WINSLOW HOMER (1836–1910)
Boys on a Hillside, 1879
Watercolor, gouache, and pencil on paper, 8 1/8 x 11 1/2 in.
RECORDED: Lloyd Goodrich and Abigail Booth Gerdts, Record of Works by Winslow Homer, vol. III: 1877 to March 1881 (New York: Spanierman Gallery, 2008), p. 227 no. 800 illus.
EXHIBITED: Museum of Fine Arts, Boston, June 25–August 2, 1936, Exhibition of Works by Winslow Homer and John La Farge // Friends of the Boston Symphony Orchestra, Boston, December 1937, Exhibition of Paintings by Winslow Homer (1836–1910) // Museum of Fine Arts, Boston, March 26–May 3, 1959, Winslow Homer: A Retrospective Exhibition, no. 83
EX COLL.: Edward W. Hooper, Boston, until 1901; by bequest, to his daughter, Mary Hooper Warner (Mrs.

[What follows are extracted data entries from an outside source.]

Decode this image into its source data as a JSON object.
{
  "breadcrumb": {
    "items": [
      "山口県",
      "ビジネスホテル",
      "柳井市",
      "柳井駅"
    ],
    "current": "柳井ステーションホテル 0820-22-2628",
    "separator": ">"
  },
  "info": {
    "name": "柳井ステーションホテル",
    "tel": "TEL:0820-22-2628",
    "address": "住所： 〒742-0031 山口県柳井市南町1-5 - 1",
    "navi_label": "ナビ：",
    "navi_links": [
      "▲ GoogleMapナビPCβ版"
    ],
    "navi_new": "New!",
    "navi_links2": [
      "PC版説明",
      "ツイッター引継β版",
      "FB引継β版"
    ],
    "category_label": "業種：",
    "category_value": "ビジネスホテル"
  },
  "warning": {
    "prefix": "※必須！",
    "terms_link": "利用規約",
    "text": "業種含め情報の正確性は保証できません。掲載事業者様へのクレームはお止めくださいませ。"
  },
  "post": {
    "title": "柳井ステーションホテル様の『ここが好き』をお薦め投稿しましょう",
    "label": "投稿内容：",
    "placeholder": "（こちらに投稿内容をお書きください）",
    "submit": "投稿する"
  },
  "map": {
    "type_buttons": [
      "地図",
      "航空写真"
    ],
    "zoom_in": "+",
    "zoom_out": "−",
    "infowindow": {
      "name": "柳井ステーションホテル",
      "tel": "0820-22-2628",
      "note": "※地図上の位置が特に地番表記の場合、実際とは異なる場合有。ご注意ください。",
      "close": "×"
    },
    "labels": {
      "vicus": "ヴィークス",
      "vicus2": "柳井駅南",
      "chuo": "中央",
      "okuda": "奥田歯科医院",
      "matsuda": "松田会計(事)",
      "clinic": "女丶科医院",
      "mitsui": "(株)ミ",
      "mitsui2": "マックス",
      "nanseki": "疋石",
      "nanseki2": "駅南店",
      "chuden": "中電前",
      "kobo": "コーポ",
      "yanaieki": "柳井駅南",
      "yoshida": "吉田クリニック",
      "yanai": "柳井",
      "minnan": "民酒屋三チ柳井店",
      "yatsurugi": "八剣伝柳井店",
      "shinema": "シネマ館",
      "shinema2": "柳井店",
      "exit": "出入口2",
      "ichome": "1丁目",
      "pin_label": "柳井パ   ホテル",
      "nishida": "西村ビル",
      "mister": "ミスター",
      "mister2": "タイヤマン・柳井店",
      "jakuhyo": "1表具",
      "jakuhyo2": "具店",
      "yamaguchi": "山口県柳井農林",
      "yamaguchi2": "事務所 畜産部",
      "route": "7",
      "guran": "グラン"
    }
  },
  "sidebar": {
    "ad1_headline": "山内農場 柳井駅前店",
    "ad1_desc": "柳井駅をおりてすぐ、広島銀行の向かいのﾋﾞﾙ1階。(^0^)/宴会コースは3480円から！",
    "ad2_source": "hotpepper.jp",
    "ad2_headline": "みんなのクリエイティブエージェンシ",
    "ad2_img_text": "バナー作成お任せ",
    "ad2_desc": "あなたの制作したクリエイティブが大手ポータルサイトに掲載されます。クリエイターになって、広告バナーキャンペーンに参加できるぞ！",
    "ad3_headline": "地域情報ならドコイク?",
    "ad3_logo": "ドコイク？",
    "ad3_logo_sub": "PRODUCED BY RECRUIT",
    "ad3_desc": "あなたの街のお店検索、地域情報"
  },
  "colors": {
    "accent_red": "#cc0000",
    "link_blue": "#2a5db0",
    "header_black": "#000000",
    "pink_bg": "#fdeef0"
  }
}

Roger Sherman Warner), Boston, until 1972; by bequest, to her son, Roger Sherman Warner, Jr., Washington, D.C., until 1976; by bequest to his brother, Sturgis Warner, Washington, D.C., until 1995; private collection until the present
Boys on a Hillside has enough of a documented history of ownership to indicate some of the nature of Homer’s contemporary watercolor patronage. The initial owner, Edward W. Hooper (1839–1901), came from a noted Boston family. Raised in the family home on Beacon Street, his mother, Ellen Sturgis Hooper, was a Transcendentalist poet. His sister, Marian (Clover) Hooper (1843–1885), married Henry Adams. After graduating from Harvard and Harvard Law School, Hooper served with distinction during the Civil War, rising to the rank of Captain. In his later career, he served as a steward of Harvard College and as its Treasurer 1876 to 1898. One of Hooper’s daughters, Ellen, married John Briggs Potter, an artist and after 1902, the first “Keeper of Paintings” at the Museum of Fine Arts, Boston. Another, Mabel (1875–1944), was a watercolorist who married John Louis Bancel LaFarge, a son of artist and friend of Homer, John LaFarge. A third daughter, Mary (1879–1972), married Roger Sherman Warner, a lawyer. Hooper owned at least three Homer watercolors that descended to daughters. Ellen Sturgis Hooper Potter inherited Boy with Scythe (Goodrich and Gerdts, vol. III, p. 215 no. 784 illus.) This graphite drawing, signed and dated by the artist, is one of Homer’s farm scenes from the summer of 1879. Mary Hooper Warner inherited Boys on a Hillside and Storm on the English Coast (Goodrich and Gerdts, vol. IV.2, p. 236 no. 1182 illus.), the latter a Cullercoats picture. It was exhibited at Doll and Richards in 1883, from which Hooper likely bought it. One may speculate, then, that Boys on a Hillside was also similarly acquired from Doll and Richards. Boys on a Hillside remained with Hooper descendants for over a hundred years. Among its recent owners, Sturgis Warner, Mary Hooper Warner’s son, moved to Washington, D.C., after graduating from Harvard Law School, and was among the drafters of the 23rd amendment to the United States Constitution giving residents of the District of Columbia the right to vote in presidential elections.
Boy on a Hillside stands as a document of a pivotal point in the career of its maker, Winslow Homer. Two farm boys, positioned at the edge of a field, contemplate the tree stumps that testify to recent clearing. In its technique, this picture heralds what would be Homer’s distinguished career as a watercolorist in the late nineteenth and early twentieth centuries. In its subject matter, it celebrates a key element of the American national identity, the American farm, the New World Garden of Eden, populated by children who nourished and flourished there.